ラングレイは、手で顔を覆ってひざまづいた。

皆の暖かな言葉に、涙腺は決壊したようだ。


おじさん達は、若者の涙に「しようのないやつだ」と笑みをこぼした。

ルイドートは、ラングレイの背中をさすってやっている。

傾きかけたオレンジの光が、レオタード姿のおじさんと、レオタードおじさんに慰められる若者を優しく包んだ。


スタンピードはシャリアータの町を蹂躙することなく、もうほとんど鎮圧されようとしていた。

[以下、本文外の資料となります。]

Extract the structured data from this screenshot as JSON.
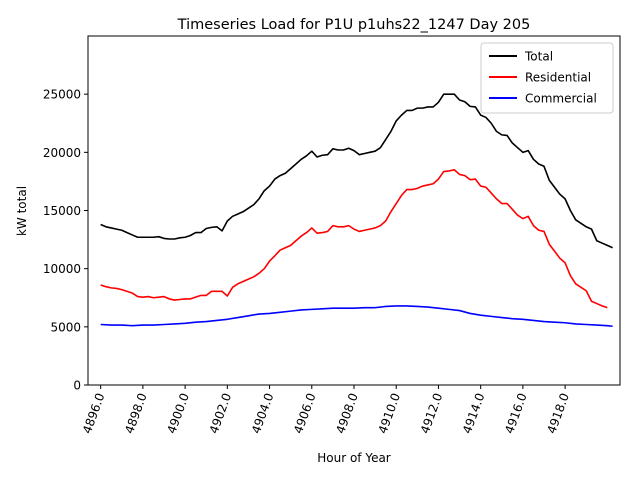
{
  "chart_data": {
    "type": "line",
    "title": "Timeseries Load for P1U p1uhs22_1247  Day 205",
    "xlabel": "Hour of Year",
    "ylabel": "kW total",
    "xlim": [
      4895.4,
      4920.6
    ],
    "ylim": [
      0,
      30000
    ],
    "xticks": [
      4896,
      4898,
      4900,
      4902,
      4904,
      4906,
      4908,
      4910,
      4912,
      4914,
      4916,
      4918
    ],
    "xtick_labels": [
      "4896.0",
      "4898.0",
      "4900.0",
      "4902.0",
      "4904.0",
      "4906.0",
      "4908.0",
      "4910.0",
      "4912.0",
      "4914.0",
      "4916.0",
      "4918.0"
    ],
    "yticks": [
      0,
      5000,
      10000,
      15000,
      20000,
      25000
    ],
    "ytick_labels": [
      "0",
      "5000",
      "10000",
      "15000",
      "20000",
      "25000"
    ],
    "legend_position": "top-right",
    "series": [
      {
        "name": "Total",
        "color": "#000000",
        "points": [
          [
            4896.0,
            13800
          ],
          [
            4896.25,
            13600
          ],
          [
            4896.5,
            13500
          ],
          [
            4896.75,
            13400
          ],
          [
            4897.0,
            13300
          ],
          [
            4897.25,
            13100
          ],
          [
            4897.5,
            12900
          ],
          [
            4897.75,
            12700
          ],
          [
            4898.0,
            12700
          ],
          [
            4898.25,
            12700
          ],
          [
            4898.5,
            12700
          ],
          [
            4898.75,
            12750
          ],
          [
            4899.0,
            12600
          ],
          [
            4899.25,
            12550
          ],
          [
            4899.5,
            12550
          ],
          [
            4899.75,
            12650
          ],
          [
            4900.0,
            12700
          ],
          [
            4900.25,
            12850
          ],
          [
            4900.5,
            13100
          ],
          [
            4900.75,
            13100
          ],
          [
            4901.0,
            13450
          ],
          [
            4901.25,
            13550
          ],
          [
            4901.5,
            13600
          ],
          [
            4901.75,
            13250
          ],
          [
            4902.0,
            14100
          ],
          [
            4902.25,
            14500
          ],
          [
            4902.5,
            14700
          ],
          [
            4902.75,
            14900
          ],
          [
            4903.0,
            15200
          ],
          [
            4903.25,
            15500
          ],
          [
            4903.5,
            16000
          ],
          [
            4903.75,
            16700
          ],
          [
            4904.0,
            17100
          ],
          [
            4904.25,
            17700
          ],
          [
            4904.5,
            18000
          ],
          [
            4904.75,
            18200
          ],
          [
            4905.0,
            18600
          ],
          [
            4905.25,
            19000
          ],
          [
            4905.5,
            19400
          ],
          [
            4905.75,
            19700
          ],
          [
            4906.0,
            20100
          ],
          [
            4906.25,
            19600
          ],
          [
            4906.5,
            19750
          ],
          [
            4906.75,
            19800
          ],
          [
            4907.0,
            20300
          ],
          [
            4907.25,
            20200
          ],
          [
            4907.5,
            20200
          ],
          [
            4907.75,
            20350
          ],
          [
            4908.0,
            20150
          ],
          [
            4908.25,
            19800
          ],
          [
            4908.5,
            19900
          ],
          [
            4908.75,
            20000
          ],
          [
            4909.0,
            20100
          ],
          [
            4909.25,
            20400
          ],
          [
            4909.5,
            21100
          ],
          [
            4909.75,
            21800
          ],
          [
            4910.0,
            22700
          ],
          [
            4910.25,
            23200
          ],
          [
            4910.5,
            23600
          ],
          [
            4910.75,
            23600
          ],
          [
            4911.0,
            23800
          ],
          [
            4911.25,
            23800
          ],
          [
            4911.5,
            23900
          ],
          [
            4911.75,
            23900
          ],
          [
            4912.0,
            24300
          ],
          [
            4912.25,
            25000
          ],
          [
            4912.5,
            25000
          ],
          [
            4912.75,
            25000
          ],
          [
            4913.0,
            24500
          ],
          [
            4913.25,
            24350
          ],
          [
            4913.5,
            23950
          ],
          [
            4913.75,
            23900
          ],
          [
            4914.0,
            23200
          ],
          [
            4914.25,
            23000
          ],
          [
            4914.5,
            22500
          ],
          [
            4914.75,
            21800
          ],
          [
            4915.0,
            21500
          ],
          [
            4915.25,
            21450
          ],
          [
            4915.5,
            20800
          ],
          [
            4915.75,
            20400
          ],
          [
            4916.0,
            20000
          ],
          [
            4916.25,
            20150
          ],
          [
            4916.5,
            19400
          ],
          [
            4916.75,
            19000
          ],
          [
            4917.0,
            18800
          ],
          [
            4917.25,
            17600
          ],
          [
            4917.5,
            17000
          ],
          [
            4917.75,
            16400
          ],
          [
            4918.0,
            16000
          ],
          [
            4918.25,
            15000
          ],
          [
            4918.5,
            14200
          ],
          [
            4918.75,
            13900
          ],
          [
            4919.0,
            13600
          ],
          [
            4919.25,
            13400
          ],
          [
            4919.5,
            12400
          ],
          [
            4919.75,
            12200
          ],
          [
            4920.0,
            12000
          ],
          [
            4920.25,
            11800
          ]
        ]
      },
      {
        "name": "Residential",
        "color": "#ff0000",
        "points": [
          [
            4896.0,
            8600
          ],
          [
            4896.25,
            8450
          ],
          [
            4896.5,
            8350
          ],
          [
            4896.75,
            8300
          ],
          [
            4897.0,
            8200
          ],
          [
            4897.25,
            8050
          ],
          [
            4897.5,
            7900
          ],
          [
            4897.75,
            7600
          ],
          [
            4898.0,
            7550
          ],
          [
            4898.25,
            7600
          ],
          [
            4898.5,
            7500
          ],
          [
            4898.75,
            7550
          ],
          [
            4899.0,
            7600
          ],
          [
            4899.25,
            7400
          ],
          [
            4899.5,
            7300
          ],
          [
            4899.75,
            7350
          ],
          [
            4900.0,
            7400
          ],
          [
            4900.25,
            7400
          ],
          [
            4900.5,
            7550
          ],
          [
            4900.75,
            7700
          ],
          [
            4901.0,
            7700
          ],
          [
            4901.25,
            8050
          ],
          [
            4901.5,
            8050
          ],
          [
            4901.75,
            8050
          ],
          [
            4902.0,
            7650
          ],
          [
            4902.25,
            8400
          ],
          [
            4902.5,
            8700
          ],
          [
            4902.75,
            8900
          ],
          [
            4903.0,
            9100
          ],
          [
            4903.25,
            9300
          ],
          [
            4903.5,
            9600
          ],
          [
            4903.75,
            10000
          ],
          [
            4904.0,
            10650
          ],
          [
            4904.25,
            11100
          ],
          [
            4904.5,
            11600
          ],
          [
            4904.75,
            11800
          ],
          [
            4905.0,
            12000
          ],
          [
            4905.25,
            12400
          ],
          [
            4905.5,
            12800
          ],
          [
            4905.75,
            13100
          ],
          [
            4906.0,
            13500
          ],
          [
            4906.25,
            13050
          ],
          [
            4906.5,
            13100
          ],
          [
            4906.75,
            13200
          ],
          [
            4907.0,
            13700
          ],
          [
            4907.25,
            13600
          ],
          [
            4907.5,
            13600
          ],
          [
            4907.75,
            13700
          ],
          [
            4908.0,
            13400
          ],
          [
            4908.25,
            13200
          ],
          [
            4908.5,
            13300
          ],
          [
            4908.75,
            13400
          ],
          [
            4909.0,
            13500
          ],
          [
            4909.25,
            13700
          ],
          [
            4909.5,
            14100
          ],
          [
            4909.75,
            14900
          ],
          [
            4910.0,
            15600
          ],
          [
            4910.25,
            16300
          ],
          [
            4910.5,
            16800
          ],
          [
            4910.75,
            16800
          ],
          [
            4911.0,
            16900
          ],
          [
            4911.25,
            17100
          ],
          [
            4911.5,
            17200
          ],
          [
            4911.75,
            17300
          ],
          [
            4912.0,
            17700
          ],
          [
            4912.25,
            18350
          ],
          [
            4912.5,
            18400
          ],
          [
            4912.75,
            18500
          ],
          [
            4913.0,
            18100
          ],
          [
            4913.25,
            18000
          ],
          [
            4913.5,
            17650
          ],
          [
            4913.75,
            17700
          ],
          [
            4914.0,
            17100
          ],
          [
            4914.25,
            17000
          ],
          [
            4914.5,
            16500
          ],
          [
            4914.75,
            16000
          ],
          [
            4915.0,
            15600
          ],
          [
            4915.25,
            15600
          ],
          [
            4915.5,
            15100
          ],
          [
            4915.75,
            14600
          ],
          [
            4916.0,
            14300
          ],
          [
            4916.25,
            14500
          ],
          [
            4916.5,
            13700
          ],
          [
            4916.75,
            13300
          ],
          [
            4917.0,
            13200
          ],
          [
            4917.25,
            12100
          ],
          [
            4917.5,
            11500
          ],
          [
            4917.75,
            10900
          ],
          [
            4918.0,
            10500
          ],
          [
            4918.25,
            9400
          ],
          [
            4918.5,
            8700
          ],
          [
            4918.75,
            8400
          ],
          [
            4919.0,
            8100
          ],
          [
            4919.25,
            7200
          ],
          [
            4919.5,
            7000
          ],
          [
            4919.75,
            6800
          ],
          [
            4920.0,
            6650
          ]
        ]
      },
      {
        "name": "Commercial",
        "color": "#0000ff",
        "points": [
          [
            4896.0,
            5200
          ],
          [
            4896.5,
            5150
          ],
          [
            4897.0,
            5150
          ],
          [
            4897.5,
            5100
          ],
          [
            4898.0,
            5150
          ],
          [
            4898.5,
            5150
          ],
          [
            4899.0,
            5200
          ],
          [
            4899.5,
            5250
          ],
          [
            4900.0,
            5300
          ],
          [
            4900.5,
            5400
          ],
          [
            4901.0,
            5450
          ],
          [
            4901.5,
            5550
          ],
          [
            4902.0,
            5650
          ],
          [
            4902.5,
            5800
          ],
          [
            4903.0,
            5950
          ],
          [
            4903.5,
            6100
          ],
          [
            4904.0,
            6150
          ],
          [
            4904.5,
            6250
          ],
          [
            4905.0,
            6350
          ],
          [
            4905.5,
            6450
          ],
          [
            4906.0,
            6500
          ],
          [
            4906.5,
            6550
          ],
          [
            4907.0,
            6600
          ],
          [
            4907.5,
            6600
          ],
          [
            4908.0,
            6600
          ],
          [
            4908.5,
            6650
          ],
          [
            4909.0,
            6650
          ],
          [
            4909.5,
            6750
          ],
          [
            4910.0,
            6800
          ],
          [
            4910.5,
            6800
          ],
          [
            4911.0,
            6750
          ],
          [
            4911.5,
            6700
          ],
          [
            4912.0,
            6600
          ],
          [
            4912.5,
            6500
          ],
          [
            4913.0,
            6400
          ],
          [
            4913.5,
            6150
          ],
          [
            4914.0,
            6000
          ],
          [
            4914.5,
            5900
          ],
          [
            4915.0,
            5800
          ],
          [
            4915.5,
            5700
          ],
          [
            4916.0,
            5650
          ],
          [
            4916.5,
            5550
          ],
          [
            4917.0,
            5450
          ],
          [
            4917.5,
            5400
          ],
          [
            4918.0,
            5350
          ],
          [
            4918.5,
            5250
          ],
          [
            4919.0,
            5200
          ],
          [
            4919.5,
            5150
          ],
          [
            4920.0,
            5100
          ],
          [
            4920.25,
            5050
          ]
        ]
      }
    ]
  }
}
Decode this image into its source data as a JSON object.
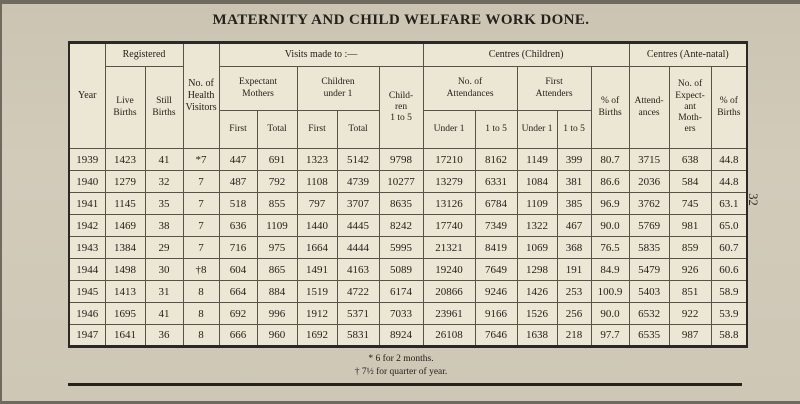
{
  "page": {
    "title": "MATERNITY AND CHILD WELFARE WORK DONE.",
    "side_page_number": "32",
    "footnotes": [
      "* 6 for 2 months.",
      "† 7½ for quarter of year."
    ]
  },
  "table": {
    "group_headers": {
      "year": "Year",
      "registered": "Registered",
      "health_visitors": "No. of\nHealth\nVisitors",
      "visits": "Visits made to :—",
      "centres_children": "Centres (Children)",
      "centres_antenatal": "Centres (Ante-natal)"
    },
    "sub_headers": {
      "live_births": "Live\nBirths",
      "still_births": "Still\nBirths",
      "expectant_mothers": "Expectant\nMothers",
      "children_under_1": "Children\nunder 1",
      "children_1_to_5": "Child-\nren\n1 to 5",
      "attendances": "No. of\nAttendances",
      "first_attenders": "First\nAttenders",
      "pct_births_children": "% of\nBirths",
      "attendances_antenatal": "Attend-\nances",
      "expectant_mothers_no": "No. of\nExpect-\nant\nMoth-\ners",
      "pct_births_antenatal": "% of\nBirths"
    },
    "leaf_headers": {
      "first_em": "First",
      "total_em": "Total",
      "first_cu1": "First",
      "total_cu1": "Total",
      "under_1_att": "Under 1",
      "one_to_5_att": "1 to 5",
      "under_1_fa": "Under 1",
      "one_to_5_fa": "1 to 5"
    },
    "rows": [
      [
        "1939",
        "1423",
        "41",
        "*7",
        "447",
        "691",
        "1323",
        "5142",
        "9798",
        "17210",
        "8162",
        "1149",
        "399",
        "80.7",
        "3715",
        "638",
        "44.8"
      ],
      [
        "1940",
        "1279",
        "32",
        "7",
        "487",
        "792",
        "1108",
        "4739",
        "10277",
        "13279",
        "6331",
        "1084",
        "381",
        "86.6",
        "2036",
        "584",
        "44.8"
      ],
      [
        "1941",
        "1145",
        "35",
        "7",
        "518",
        "855",
        "797",
        "3707",
        "8635",
        "13126",
        "6784",
        "1109",
        "385",
        "96.9",
        "3762",
        "745",
        "63.1"
      ],
      [
        "1942",
        "1469",
        "38",
        "7",
        "636",
        "1109",
        "1440",
        "4445",
        "8242",
        "17740",
        "7349",
        "1322",
        "467",
        "90.0",
        "5769",
        "981",
        "65.0"
      ],
      [
        "1943",
        "1384",
        "29",
        "7",
        "716",
        "975",
        "1664",
        "4444",
        "5995",
        "21321",
        "8419",
        "1069",
        "368",
        "76.5",
        "5835",
        "859",
        "60.7"
      ],
      [
        "1944",
        "1498",
        "30",
        "†8",
        "604",
        "865",
        "1491",
        "4163",
        "5089",
        "19240",
        "7649",
        "1298",
        "191",
        "84.9",
        "5479",
        "926",
        "60.6"
      ],
      [
        "1945",
        "1413",
        "31",
        "8",
        "664",
        "884",
        "1519",
        "4722",
        "6174",
        "20866",
        "9246",
        "1426",
        "253",
        "100.9",
        "5403",
        "851",
        "58.9"
      ],
      [
        "1946",
        "1695",
        "41",
        "8",
        "692",
        "996",
        "1912",
        "5371",
        "7033",
        "23961",
        "9166",
        "1526",
        "256",
        "90.0",
        "6532",
        "922",
        "53.9"
      ],
      [
        "1947",
        "1641",
        "36",
        "8",
        "666",
        "960",
        "1692",
        "5831",
        "8924",
        "26108",
        "7646",
        "1638",
        "218",
        "97.7",
        "6535",
        "987",
        "58.8"
      ]
    ]
  }
}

一方、王宮では、フッツメーンが父王にシャリアータでのことを報告していた。


「父上、シャリアータはもうダメです。ルイドート・ハビットは既に邪神の手先となり、邪神によって大量の魔物が町へと呼び寄せられていました!」

「な、なんと!フッツメーンよ、お前、怪我は!?大丈夫だったのか!?」

心配する王に、フッツメーンは胸を張って言った。

「私なら、問題ありません!邪神め、私を殺すつもりで、魔物と戦う我らの所に参ってきたのです。しかし、私は閃きました。『悪魔のエンゲージリング』を使えば、その効果で邪神の命を奪えるはずだ、と!」

「おおっ、なんと賢いのじゃ!」

「はははっ!私は、邪神の傍で、『悪魔のエンゲージリング』を使いました。途端に黒き蔦が指輪から放たれ、周囲の生き物達に襲いかかるのが見えました。そうして気がつけば、私は王宮に戻ってきていたのです」

「そ、それでは、そなたが邪神を退治したのか!流石はわしの子よ!今代の勇者よ!」

王は、興奮したように、手を叩いて喜んでいる。

周囲の者達は、フッツメーンを誉めそやした。

フッツメーンは、どや顔で賛辞を受けている。


そんな中、宰相が進言した。

「王よ、シャリアータとルイドート・ハビットのことですが」

「何じゃ?」

「邪神が滅んだとはいっても、シャリアータはスタンピードで打撃を受けているに違いありません。さらに、邪神を引き入れ手先となっています。まさに、王国に仇なす大罪。謀反と同義!私は、かの者を謀反の罪で厳罰に処すべきと考えます!」


宰相の言に、トールノア王は少し考えた。

「ふむ。道理であるな。だが、あれが処刑にしろ追放にしろ、おとなしく従うかのう。兵を出してきて、反抗しかねんぞ」

宰相は、懸念を示す王に言った。

「問題ありませんぞ。今なら、奴め、スタンピードで疲弊して、兵もまともに出せますまい。我らが進軍して囲めば、今のシャリアータはすぐにでも陥落しましょうぞ!」

「そうだの!確かにその通りじゃ。よし、この機会にシャリアータを直轄領にしてしまおう」

「それはよい考えかと」

王と宰相は笑い合った。



ここに、ルイドート・ハビットの謀反罪は仕立てあげられた。

王は、近隣の諸侯に呼びかけ、三日のうちに五千からなる軍勢をなんとか用意した。

宰相は、直轄領と近隣の諸侯から、兵だけでなく物資も徴収している。


こうして一週間で、なんとか進軍の準備を終えた王国軍は、シャリアータの復興が成る前に、と慌てて王都を出発したのである。





さて、勇者の剣『性剣エクスカリバー』であるが、フッツメーンから効果を聞いた王の愛用の品となった。


それ以来、王宮お抱えのお針子は、毎夜失われる()()()()を仕立てるのに、過労で何度も倒れたという。